Sen nerde, onu anlatmak nerde?
Onun son ilmi Rabbine aittir. (NAZİ'AT/42-44)
İnsanlar sana kıyamet saaatini soruyorlar. De ki: "Onun ilmi ancak Allah'ın nezdindedir. Ne bilirsin belki kıyamet yakında olur." (AHZAB/63)
Göklerin, yerin ve her ikisi arasındakilerin hükümranlığı kendisine ait olan Allah'ın şanı yücedir. Kıyâmet saatinin bilgisi de yalnız onun yanındadır. Siz sadece O'na döndürüleceksiniz. (ZUHRUF/85)
Sana, ne zaman kopacak diye kıyamet vaktini soruyorlar. De ki; onun bilgisi yalnızca Rabbimin katındadır. Onu tam vaktinde koparacak olan O'ndan başkası değildir. Onun ağırlığına göklerde ve yerde dayanacak bir kimse yoktur. O size ansızın gelecektir. Sanki sen onu çok iyi biliyormuşsun gibi sana soruyorlar. De ki, onun bilgisi Allah katındadır. Fakat insanların çoğu bunu bilmezler. (A'RAF/187)
Şüphesiz ki, kıyamet saatinin bilgisi Allah yanındadır. Yağmuru O yağdırır, rahimlerde ne varsa (erkek veya dişi oluşunu, renk ve özelliklerini) O bilir. Hiçbir kimse yarın ne kazanacağını bilmez. Hiçbir kimse hangi yerde öleceğini de bilemez. Şüphesiz ki Allah her şeyi hakkıyla bilir, her şeyden haberdardır. (LOKMAN/34)
Kuşkusuz o hüküm günü kararlaştırılmış bir vakit olmuştur. (NEBE/17)

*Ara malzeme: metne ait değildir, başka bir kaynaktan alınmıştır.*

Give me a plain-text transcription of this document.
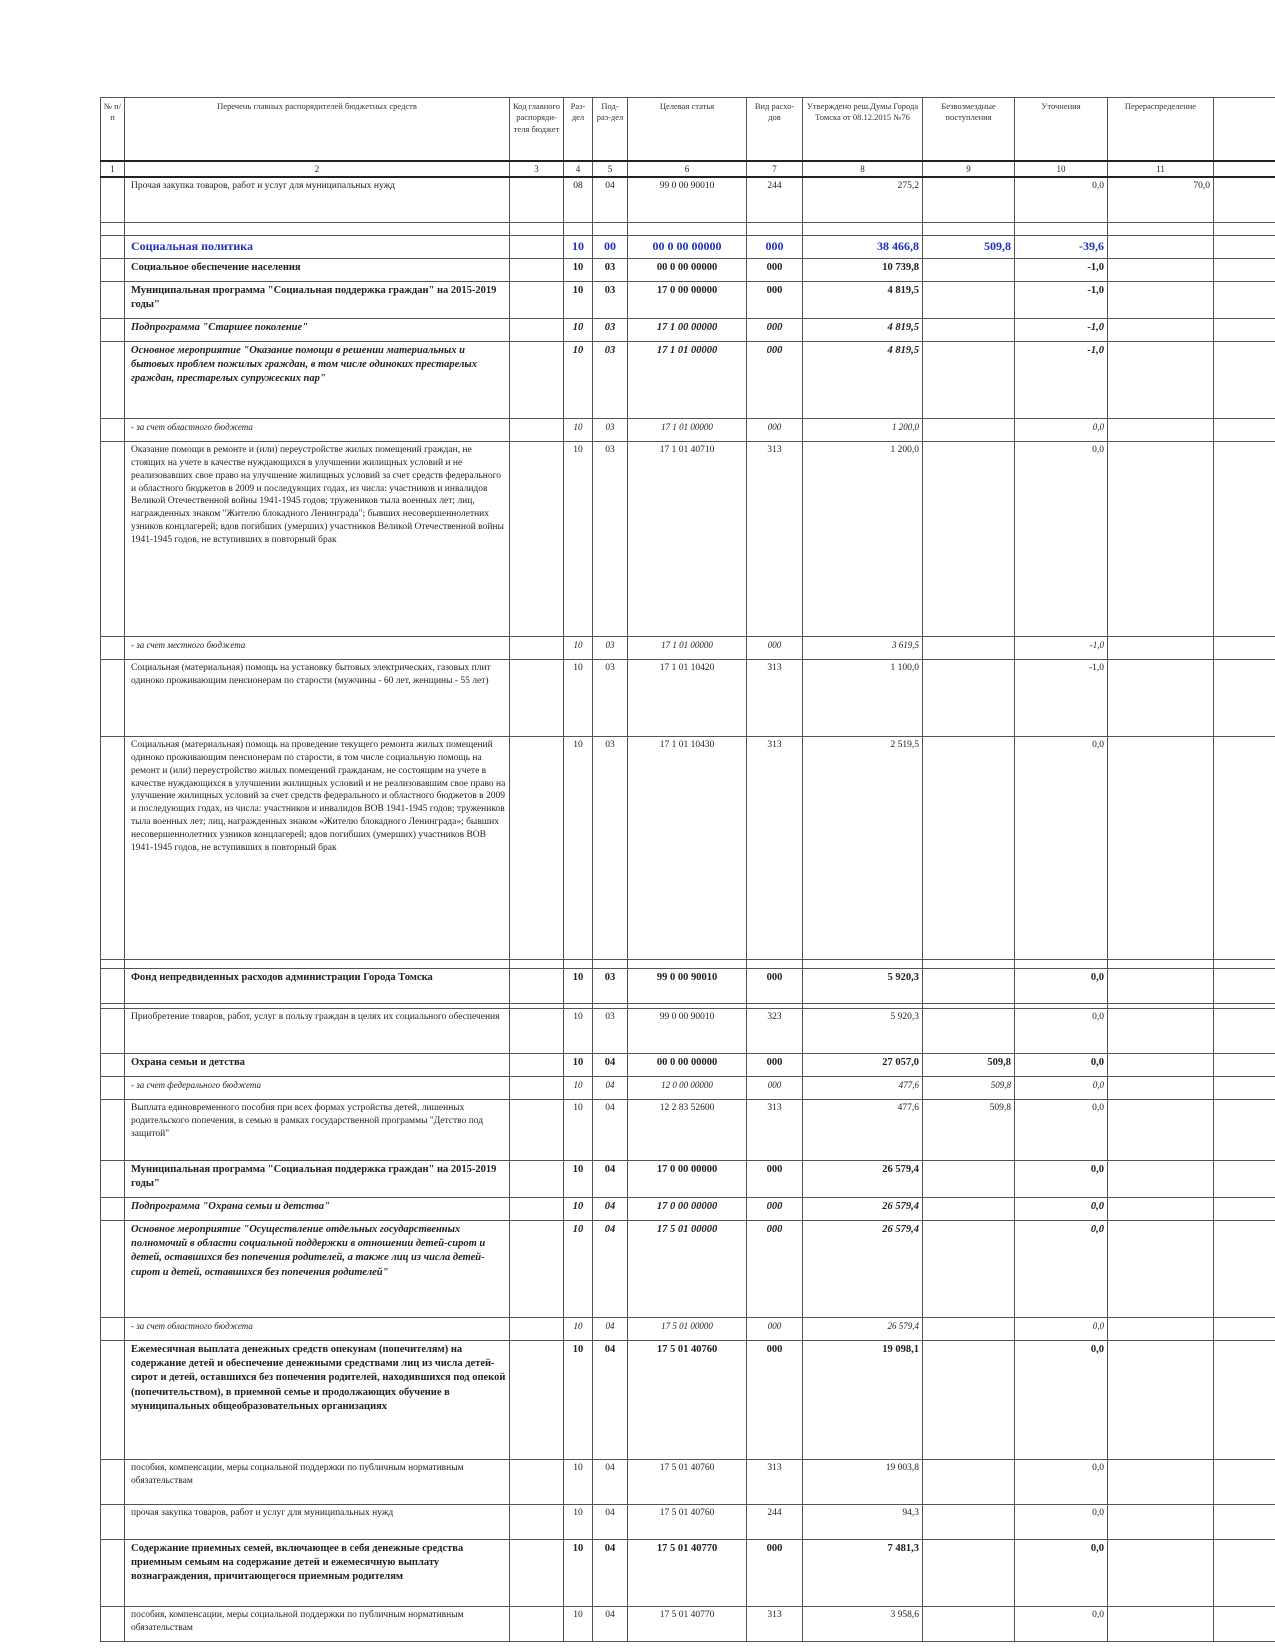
№ п/п	Перечень главных распорядителей бюджетных средств	Код главного распоряди-теля бюджет	Раз-дел	Под-раз-дел	Целевая статья	Вид расхо-дов	Утверждено реш.Думы Города Томска от 08.12.2015 №76	Безвозмездные поступления	Уточнения	Перераспределение	
1	2	3	4	5	6	7	8	9	10	11	
	Прочая закупка товаров, работ и услуг для муниципальных нужд		08	04	99 0 00 90010	244	275,2		0,0	70,0	

	Социальная политика		10	00	00 0 00 00000	000	38 466,8	509,8	-39,6		
	Социальное обеспечение населения		10	03	00 0 00 00000	000	10 739,8		-1,0		
	Муниципальная программа "Социальная поддержка граждан" на 2015-2019 годы"		10	03	17 0 00 00000	000	4 819,5		-1,0		
	Подпрограмма "Старшее поколение"		10	03	17 1 00 00000	000	4 819,5		-1,0		
	Основное мероприятие "Оказание помощи в решении материальных и бытовых проблем пожилых граждан, в том числе одиноких престарелых граждан, престарелых супружеских пар"		10	03	17 1 01 00000	000	4 819,5		-1,0		
	- за счет областного бюджета		10	03	17 1 01 00000	000	1 200,0		0,0		
	Оказание помощи в ремонте и (или) переустройстве жилых помещений граждан, не стоящих на учете в качестве нуждающихся в улучшении жилищных условий и не реализовавших свое право на улучшение жилищных условий за счет средств федерального и областного бюджетов в 2009 и последующих годах, из числа: участников и инвалидов Великой Отечественной войны 1941-1945 годов; тружеников тыла военных лет; лиц, награжденных знаком "Жителю блокадного Ленинграда"; бывших несовершеннолетних узников концлагерей; вдов погибших (умерших) участников Великой Отечественной войны 1941-1945 годов, не вступивших в повторный брак		10	03	17 1 01 40710	313	1 200,0		0,0		
	- за счет местного бюджета		10	03	17 1 01 00000	000	3 619,5		-1,0		
	Социальная (материальная) помощь на установку бытовых электрических, газовых плит одиноко проживающим пенсионерам по старости (мужчины - 60 лет, женщины - 55 лет)		10	03	17 1 01 10420	313	1 100,0		-1,0		
	Социальная (материальная) помощь на проведение текущего ремонта жилых помещений одиноко проживающим пенсионерам по старости, в том числе социальную помощь на ремонт и (или) переустройство жилых помещений гражданам, не состоящим на учете в качестве нуждающихся в улучшении жилищных условий и не реализовавшим свое право на улучшение жилищных условий за счет средств федерального и областного бюджетов в 2009 и последующих годах, из числа: участников и инвалидов ВОВ 1941-1945 годов; тружеников тыла военных лет; лиц, награжденных знаком «Жителю блокадного Ленинграда»; бывших несовершеннолетних узников концлагерей; вдов погибших (умерших) участников ВОВ 1941-1945 годов, не вступивших в повторный брак		10	03	17 1 01 10430	313	2 519,5		0,0		

	Фонд непредвиденных расходов администрации Города Томска		10	03	99 0 00 90010	000	5 920,3		0,0		

	Приобретение товаров, работ, услуг в пользу граждан в целях их социального обеспечения		10	03	99 0 00 90010	323	5 920,3		0,0		
	Охрана семьи и детства		10	04	00 0 00 00000	000	27 057,0	509,8	0,0		
	- за счет федерального бюджета		10	04	12 0 00 00000	000	477,6	509,8	0,0		
	Выплата единовременного пособия при всех формах устройства детей, лишенных родительского попечения, в семью в рамках государственной программы "Детство под защитой"		10	04	12 2 83 52600	313	477,6	509,8	0,0		
	Муниципальная программа "Социальная поддержка граждан" на 2015-2019 годы"		10	04	17 0 00 00000	000	26 579,4		0,0		
	Подпрограмма "Охрана семьи и детства"		10	04	17 0 00 00000	000	26 579,4		0,0		
	Основное мероприятие "Осуществление отдельных государственных полномочий в области социальной поддержки в отношении детей-сирот и детей, оставшихся без попечения родителей, а также лиц из числа детей-сирот и детей, оставшихся без попечения родителей"		10	04	17 5 01 00000	000	26 579,4		0,0		
	- за счет областного бюджета		10	04	17 5 01 00000	000	26 579,4		0,0		
	Ежемесячная выплата денежных средств опекунам (попечителям) на содержание детей и обеспечение денежными средствами лиц из числа детей-сирот и детей, оставшихся без попечения родителей, находившихся под опекой (попечительством), в приемной семье и продолжающих обучение в муниципальных общеобразовательных организациях		10	04	17 5 01 40760	000	19 098,1		0,0		
	пособия, компенсации, меры социальной поддержки по публичным нормативным обязательствам		10	04	17 5 01 40760	313	19 003,8		0,0		
	прочая закупка товаров, работ и услуг для муниципальных нужд		10	04	17 5 01 40760	244	94,3		0,0		
	Содержание приемных семей, включающее в себя денежные средства приемным семьям на содержание детей и ежемесячную выплату вознаграждения, причитающегося приемным родителям		10	04	17 5 01 40770	000	7 481,3		0,0		
	пособия, компенсации, меры социальной поддержки по публичным нормативным обязательствам		10	04	17 5 01 40770	313	3 958,6		0,0		
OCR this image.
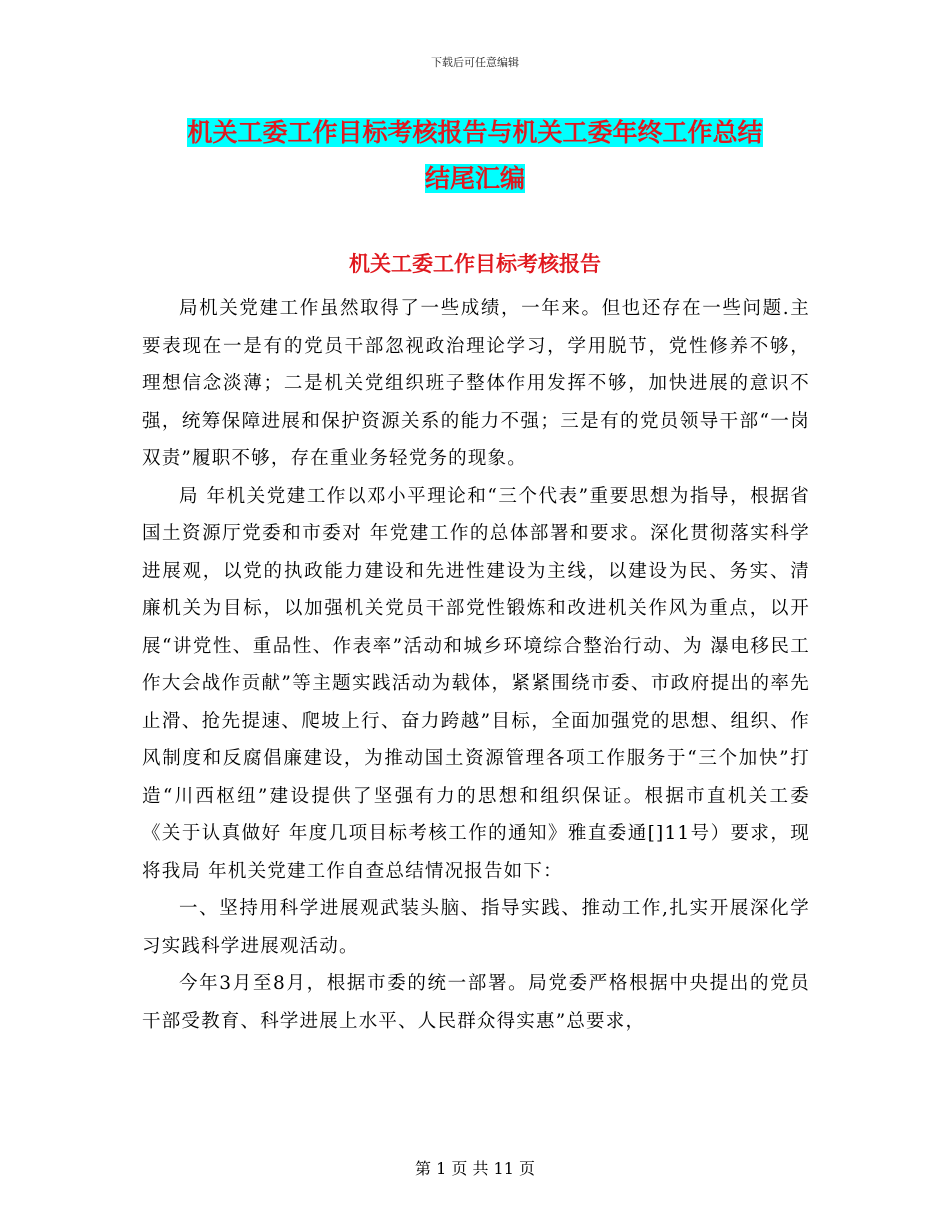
下载后可任意编辑
机关工委工作目标考核报告与机关工委年终工作总结
结尾汇编
机关工委工作目标考核报告

局机关党建工作虽然取得了一些成绩，一年来。但也还存在一些问题.主要表现在一是有的党员干部忽视政治理论学习，学用脱节，党性修养不够，理想信念淡薄；二是机关党组织班子整体作用发挥不够，加快进展的意识不强，统筹保障进展和保护资源关系的能力不强；三是有的党员领导干部“一岗双责”履职不够，存在重业务轻党务的现象。

局 年机关党建工作以邓小平理论和“三个代表”重要思想为指导，根据省国土资源厅党委和市委对 年党建工作的总体部署和要求。深化贯彻落实科学进展观，以党的执政能力建设和先进性建设为主线，以建设为民、务实、清廉机关为目标，以加强机关党员干部党性锻炼和改进机关作风为重点，以开展“讲党性、重品性、作表率”活动和城乡环境综合整治行动、为 瀑电移民工作大会战作贡献”等主题实践活动为载体，紧紧围绕市委、市政府提出的率先止滑、抢先提速、爬坡上行、奋力跨越”目标，全面加强党的思想、组织、作风制度和反腐倡廉建设，为推动国土资源管理各项工作服务于“三个加快”打造“川西枢纽”建设提供了坚强有力的思想和组织保证。根据市直机关工委《关于认真做好 年度几项目标考核工作的通知》雅直委通[]11号）要求，现将我局 年机关党建工作自查总结情况报告如下：

一、坚持用科学进展观武装头脑、指导实践、推动工作,扎实开展深化学习实践科学进展观活动。

今年3月至8月，根据市委的统一部署。局党委严格根据中央提出的党员干部受教育、科学进展上水平、人民群众得实惠”总要求，

第 1 页 共 11 页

Göklerin ve yerin gaybını bilmek Allah'a aittir. Kıyametin kopuşu yalnız bir göz kırpması veya daha az bir zamandan başkası değildir. Şüphesiz Allah her şeye kadirdir. (NAHL/77)
Göğü, kitab dürer gibi dürdüğümüz zaman, yaratmaya ilk başladığımız gibi, katımızdan verilmiş bir söz olarak onu tekrar var edeceğiz. Doğrusu biz bunları yaparız. (ENBİYA/104)
(Ey Muhammed!) De ki: "Allah sizi diriltir. Sonra sizi o öldürür, sonra da geleceğinde şüphe olmayan kıyamet gününde (diriltip) bir araya toplar. Fakat insanların çoğu bilmezler. (CASİYE/26)
Onun oluşunu yalanlayacak kimse yoktur. (VAKİ'A/1-2)
Herhalde size vaad olunan kesinlikle olacaktır. (MÜRSELAT/7)
Günahkârlar ateşi görmüşler de artık ona düşeceklerini anlamışlardır. Fakat ondan kaçıp sığınacak bir yer bulamazlar. (KEHF/53)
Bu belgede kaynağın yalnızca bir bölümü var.